NOT Educating FORTRAN programmers to use C
Daniel R. Levy
levy at cbnewsc.ATT.COM
Sun Jan 21 08:55:01 AEST 1990
> > You write character manipulation programs in Fortran?
>
> Why not? It's as fast as the fastest mechanism C has for Characters
> (or should be), it has built-in concatenate and substring syntax
> (instead of C's clumsy looking function calls for these features),
> and it's widely regarded as something that Fortran did (nearly)
> right - even by people who otherwise don't like Fortran.

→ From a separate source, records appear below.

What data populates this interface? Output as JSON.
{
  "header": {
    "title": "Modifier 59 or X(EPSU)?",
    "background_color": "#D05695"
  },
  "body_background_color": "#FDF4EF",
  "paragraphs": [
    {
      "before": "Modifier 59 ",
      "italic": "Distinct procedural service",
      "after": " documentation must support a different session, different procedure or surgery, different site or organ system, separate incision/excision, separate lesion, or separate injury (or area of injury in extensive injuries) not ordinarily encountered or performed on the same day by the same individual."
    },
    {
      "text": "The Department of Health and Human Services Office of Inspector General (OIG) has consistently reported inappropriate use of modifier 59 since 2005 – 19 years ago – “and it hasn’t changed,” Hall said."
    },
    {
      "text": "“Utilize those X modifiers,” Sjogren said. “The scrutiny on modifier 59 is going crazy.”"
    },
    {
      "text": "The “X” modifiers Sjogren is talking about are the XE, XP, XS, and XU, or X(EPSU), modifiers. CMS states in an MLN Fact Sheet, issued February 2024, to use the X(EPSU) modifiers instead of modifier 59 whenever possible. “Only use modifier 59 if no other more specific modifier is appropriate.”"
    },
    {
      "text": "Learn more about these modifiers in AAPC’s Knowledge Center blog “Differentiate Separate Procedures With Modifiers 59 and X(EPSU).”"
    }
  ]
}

Well... depends on what you're doing with the strings. Fortran uses the
convention that character strings are right-padded with blanks (for things
like READ with a-format where the input buffer is longer than the input record
[strictly speaking, isn't this really a nonstandard but common extension to
accommodate variable size input records?], the INQUIRE statement, and assigning
one string to another). This means juggling the length information along with
the strings (nothing stops you from doing that in C B.T.W.) and/or having a
function analogous to C's "strlen" to give you the length of a blank-padded
string. You can't concatenate or print a "zero length" string -- that
must be special-cased. And, of course, information about trailing blanks in
input records is lost. E.g.:
C
C FORTRAN77 code to read two lines (assumed 80-characters wide, max),
C put their concatention in a buffer,
C then print the concatenation between double quotes
C
CHARACTER*80 STR1, STR2
CHARACTER*160 STR3
READ(5,10) STR1
READ(5,10) STR2
10 FORMAT(A)
LSTR1=LENGTH(STR1)
LSTR2=LENGTH(STR2)
IF (LSTR1.EQ.0) THEN
STR3=STR2
LSTR3=LSTR2
ELSE IF (LSTR2.EQ.0) THEN
STR3=STR1
LSTR3=LSTR1
ELSE
STR3=STR1(1:LSTR1)//STR2(1:LSTR2)
LSTR3=LSTR1+LSTR2
ENDIF
IF (LSTR3.EQ.0) THEN
WRITE(6,20)
20 FORMAT(1X,'""')
ELSE
WRITE(6,30)STR3(1:LSTR3)
30 FORMAT(1X,A)
ENDIF
STOP
END
FUNCTION LENGTH(STRING)
CHARACTER*(*) STRING
DO 10 LENGTH=LEN(STRING),1,-1
10 IF (STRING(LENGTH:LENGTH).NE.' ') RETURN
LENGTH=0
RETURN
END
Ugh. Now let's try that in C...
#include <stdio.h>
main()
{
char str1[81];
char str2[81];
char str3[161];
void exit();
(void) gets(str1);
(void) gets(str2);
(void) sprintf(str3,"%s%s",str1,str2);
(void) printf("\"%s\"\n",str3);
exit(0);
}
'Nuff said.
--
Daniel R. Levy >>> God: just say "yes" <<<
AT&T Bell Laboratories UNIX(R) mail: att!ttbcad!levy, att!cbnewsc!levy
5555 West Touhy Avenue Any opinions expressed in the message above are
Skokie, Illinois 60077 mine, and not necessarily AT&T's.